La bataille n’est pas gagnée

Un joueur d’âge junior qui vise une place dans la Ligue nationale n’admettra jamais qu’il a étudié la composition de l’alignement qu’il tente de percer à la recherche des possibles ouvertures. Il se contente de dire qu’il a l’intention de travailler fort pour faire sa place et que la décision finale ne lui revient pas.

Maxim NoreauNoreau, lui, ne s’empêtre pas de cette pudeur. La formation de l’Avalanche, il la connaît par cœur et sait très bien à qui il se frottera au prochain camp d’entraînement.

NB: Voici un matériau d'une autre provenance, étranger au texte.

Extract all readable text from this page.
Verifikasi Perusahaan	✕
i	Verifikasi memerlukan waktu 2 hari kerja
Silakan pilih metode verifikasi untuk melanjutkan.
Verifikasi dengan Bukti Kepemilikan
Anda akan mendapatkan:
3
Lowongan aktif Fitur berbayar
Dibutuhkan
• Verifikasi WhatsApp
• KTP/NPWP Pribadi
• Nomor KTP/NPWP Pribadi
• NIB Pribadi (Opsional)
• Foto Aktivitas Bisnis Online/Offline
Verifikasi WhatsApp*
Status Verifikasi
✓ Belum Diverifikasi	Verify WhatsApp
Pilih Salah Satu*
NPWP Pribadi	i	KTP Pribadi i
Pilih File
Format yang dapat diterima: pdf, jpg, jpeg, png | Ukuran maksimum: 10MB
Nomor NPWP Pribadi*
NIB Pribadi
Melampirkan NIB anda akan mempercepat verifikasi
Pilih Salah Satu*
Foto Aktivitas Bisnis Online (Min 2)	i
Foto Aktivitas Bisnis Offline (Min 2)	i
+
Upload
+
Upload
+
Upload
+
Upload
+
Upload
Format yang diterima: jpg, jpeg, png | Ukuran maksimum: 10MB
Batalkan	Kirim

« Ça sera difficile parce que je pense qu’on est déjà rendu à huit gars avec un contrat de la LNH assuré et Tyson Barrie n’a toujours pas signé. Est-ce qu’il va y avoir des changements? Je ne sais pas, on n’en a pas parlé. Mais si j’arrive là-bas avec du chien, que je frappe, que je fais un peu de tout, je pense qu’ils vont trouver une raison pour me faire jouer. »

Le natif de Montréal est loin d’avoir une place garantie dans la LNH. Son contrat est ainsi bâti qu’il lui assure un salaire des grandes ligues, mais sans plus.

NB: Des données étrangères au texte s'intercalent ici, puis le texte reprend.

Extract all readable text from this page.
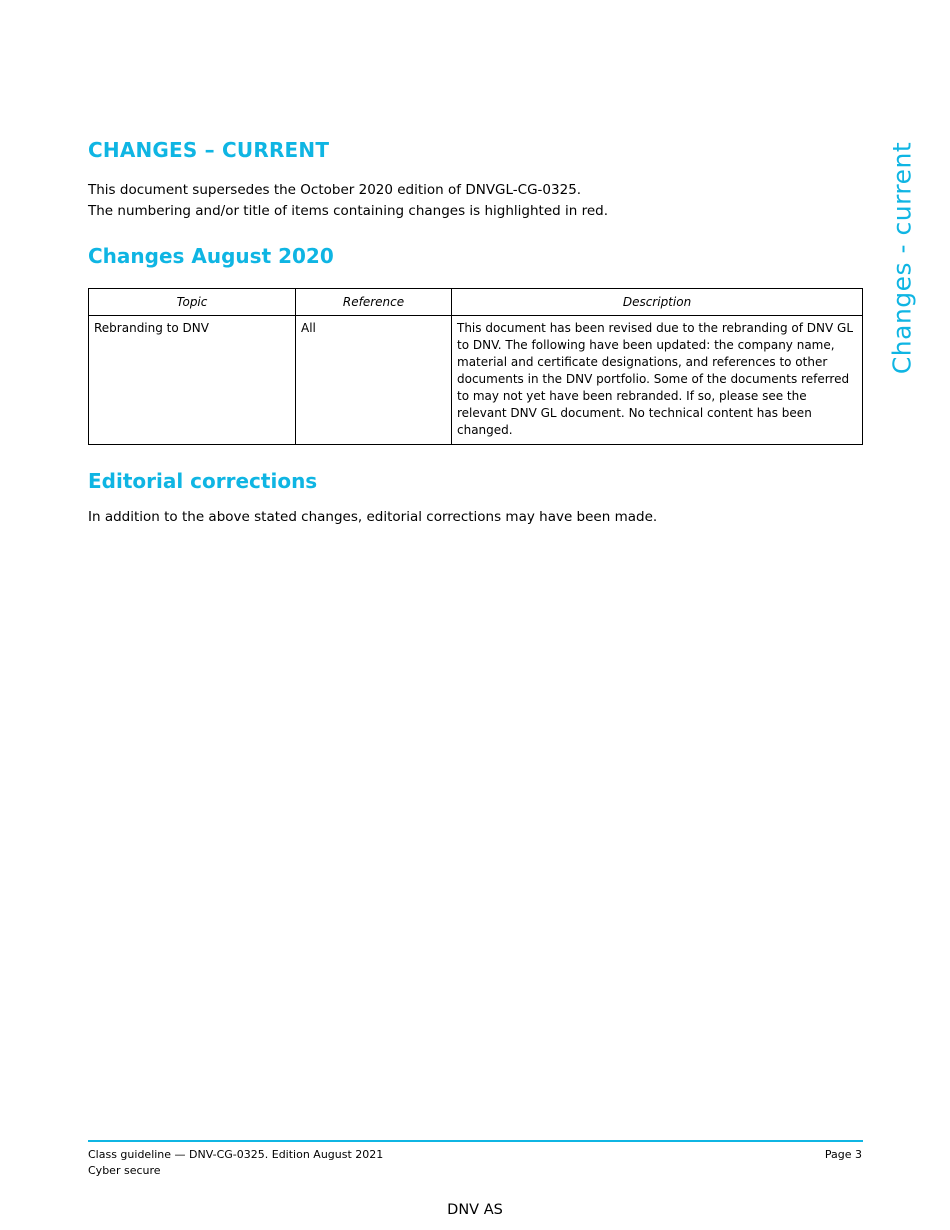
CHANGES – CURRENT
This document supersedes the October 2020 edition of DNVGL-CG-0325.
The numbering and/or title of items containing changes is highlighted in red.
Changes August 2020
Topic	Reference	Description
Rebranding to DNV	All	This document has been revised due to the rebranding of DNV GL to DNV. The following have been updated: the company name, material and certificate designations, and references to other documents in the DNV portfolio. Some of the documents referred to may not yet have been rebranded. If so, please see the relevant DNV GL document. No technical content has been changed.
Editorial corrections
In addition to the above stated changes, editorial corrections may have been made.
Changes - current
Class guideline — DNV-CG-0325. Edition August 2021
Cyber secure
Page 3
DNV AS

« J’ai un autre chapitre à commencer et pour ça, je suis vraiment reconnaissant. Je ne tiens rien pour acquis. On pourrait facilement m’envoyer dans la Ligue américaine pendant deux ans, je le sais très bien. Alors je n’arriverai pas à Denver avec trop de confiance, je vais vraiment me donner. »

« Je vais me battre avec des  gars qui jouent depuis deux ans au Colorado. Il va falloir que je montre que je mérite ma chance encore plus qu’eux, mais je suis prêt à le faire, ça ne me rend pas nerveux. Ça fait trois ou quatre ans que j’attends cette chance. »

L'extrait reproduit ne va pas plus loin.